Editor-in-chief Tony Livesey believes his newspaper is being singled out after it published an identical advertisement to one running in The People.
The ASA wants the OFT to consider legal action under the Misleading Advertisements Regulations 1988. It claims Sport Newspapers refused to sign an assurance it would comply with an adverse ASA ruling.
The ruling, in March, stated that a Daily Sport front page splash stating “DAILY Sport 10p Today” was misleading because it implied the newspaper was selling for 10p when the price was 40p and the 10p promotion applied only to a magazine offer.
The newspaper ran a similar promotion on 23 May which has prompted the ASA to go to the OFT.

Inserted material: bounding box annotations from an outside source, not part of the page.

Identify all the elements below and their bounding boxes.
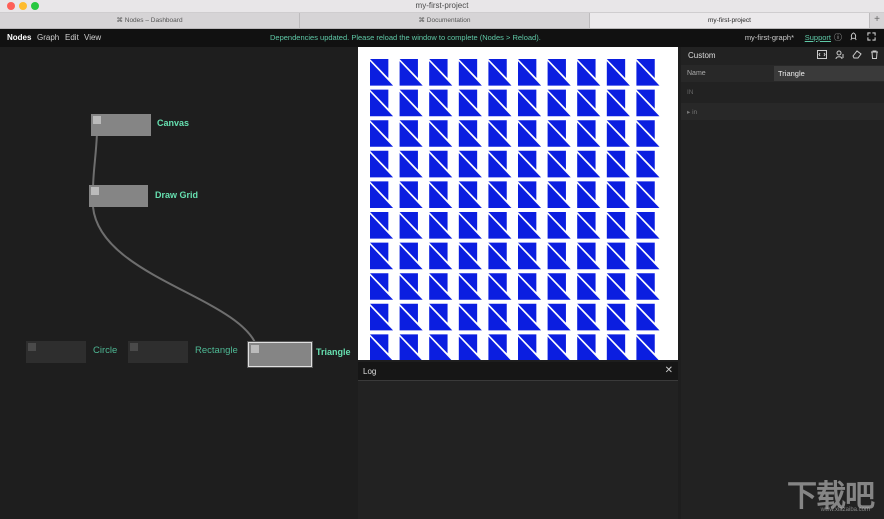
support-link[interactable]: Support (805, 33, 831, 42)
menu-edit[interactable]: Edit (65, 33, 79, 42)
window-titlebar: my-first-project (0, 0, 884, 13)
connection-canvas-drawgrid (92, 132, 98, 191)
graph-name: my-first-graph* (744, 33, 794, 42)
name-row: Name Triangle (681, 65, 884, 82)
triangle-grid (370, 59, 660, 361)
watermark-url: www.xiazaiba.com (820, 507, 870, 513)
node-circle[interactable] (26, 341, 86, 363)
close-icon[interactable]: ✕ (665, 365, 673, 376)
node-port[interactable] (28, 343, 36, 351)
log-title: Log (363, 367, 377, 376)
node-port[interactable] (251, 345, 259, 353)
port-row-in[interactable]: ▸ in (681, 103, 884, 120)
code-icon[interactable] (817, 50, 827, 61)
node-draw-grid[interactable] (89, 185, 148, 207)
inspector-panel: Custom Name Triangle IN ▸ in 下载吧 www.xia… (681, 47, 884, 519)
divider (358, 380, 678, 381)
node-label-draw-grid[interactable]: Draw Grid (155, 190, 198, 200)
node-label-rectangle[interactable]: Rectangle (195, 345, 238, 356)
section-in-label: IN (687, 89, 694, 96)
node-canvas[interactable] (91, 114, 151, 136)
tab-bar: ⌘ Nodes – Dashboard ⌘ Documentation my-f… (0, 13, 884, 29)
menu-view[interactable]: View (84, 33, 101, 42)
node-label-canvas[interactable]: Canvas (157, 118, 189, 128)
info-icon[interactable]: ⓘ (834, 32, 842, 43)
name-field[interactable]: Triangle (774, 66, 884, 81)
node-port[interactable] (91, 187, 99, 195)
trash-icon[interactable] (870, 50, 879, 61)
port-label-in[interactable]: ▸ in (687, 108, 697, 116)
watermark: 下载吧 www.xiazaiba.com (746, 467, 876, 513)
rocket-icon[interactable] (849, 32, 858, 43)
node-rectangle[interactable] (128, 341, 188, 363)
node-port[interactable] (130, 343, 138, 351)
tab-documentation[interactable]: ⌘ Documentation (300, 13, 590, 28)
menu-graph[interactable]: Graph (37, 33, 59, 42)
window-title: my-first-project (415, 1, 469, 10)
eraser-icon[interactable] (852, 50, 862, 61)
reload-banner[interactable]: Dependencies updated. Please reload the … (270, 33, 541, 42)
tab-project[interactable]: my-first-project (590, 13, 870, 28)
graph-canvas[interactable]: Canvas Draw Grid Circle Rectangle Triang… (0, 47, 358, 519)
fullscreen-icon[interactable] (867, 32, 876, 43)
menu-nodes[interactable]: Nodes (7, 33, 31, 42)
users-icon[interactable] (835, 50, 845, 61)
node-label-circle[interactable]: Circle (93, 345, 117, 356)
menubar: Nodes Graph Edit View Dependencies updat… (0, 29, 884, 47)
log-header: Log ✕ (358, 362, 678, 380)
node-triangle[interactable] (248, 342, 312, 367)
tab-dashboard[interactable]: ⌘ Nodes – Dashboard (0, 13, 300, 28)
add-tab-button[interactable]: + (870, 13, 884, 28)
render-preview (358, 47, 678, 361)
inspector-title: Custom (688, 51, 716, 60)
node-port[interactable] (93, 116, 101, 124)
log-panel: Log ✕ (358, 362, 678, 519)
name-label: Name (687, 70, 706, 77)
node-label-triangle[interactable]: Triangle (316, 347, 351, 357)
connection-drawgrid-triangle (92, 206, 258, 348)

The authority’s director of advertising practice, Roger Wisbey, said: “Publisher, advertisers and advertising agencies all have a responsibility to comply with the advertising industry’s own code of practice – the CAP Code.
Sport Newspapers have persisted in publishing misleading promotions and so the ASA has resorted to the selfregulatory system’s legal backstop.”
Livesey told Press Gazette he had given the ASA assurances and in order to comply with the ruling, his paper had run the promotion in May in an exactly similar format as that running in The People.
“The People have run it for a year,” Livesey told Press Gazette. “We copied it exactly, typeface, typesize, colours, everything and, lo and behold, the ASA have complained about us.”
He has written to the ASA suggesting that it must have had a long battle with The People. “If they haven’t, it’s victimisation and restriction of trade,” he stated.
“We had had a long debate with them and in the end I said ‘fair enough, we’ll drop the promotion’ and I said we wouldn’t run it in the format they objected to. When we saw The People running a similar promotion, we said we would copy that, but now we’re in the dock.”
Before the ASA’s ruling the Sport had run the promotion on and off for six months and solidly for four months on the front page, without one complaint from a reader, Livesey pointed out.
“I have told the ASA if they have a folder on The People as thick as they have on us, then I will accept that we are not being victimised. But if, as I suspect, no one has said anything to The People, then I want to know why we are being singled out for this treatment.”
A spokeswoman for the ASA said: “The May promotion was different, but we felt it was similar enough to be counted alongside that first one.”
She said that the Sport had been asked to come for a meeting with the ASA but had refused. The ASA was aware The People was running a similar advertisement.
A spokeswoman for The People said the paper had heard nothing from the ASA.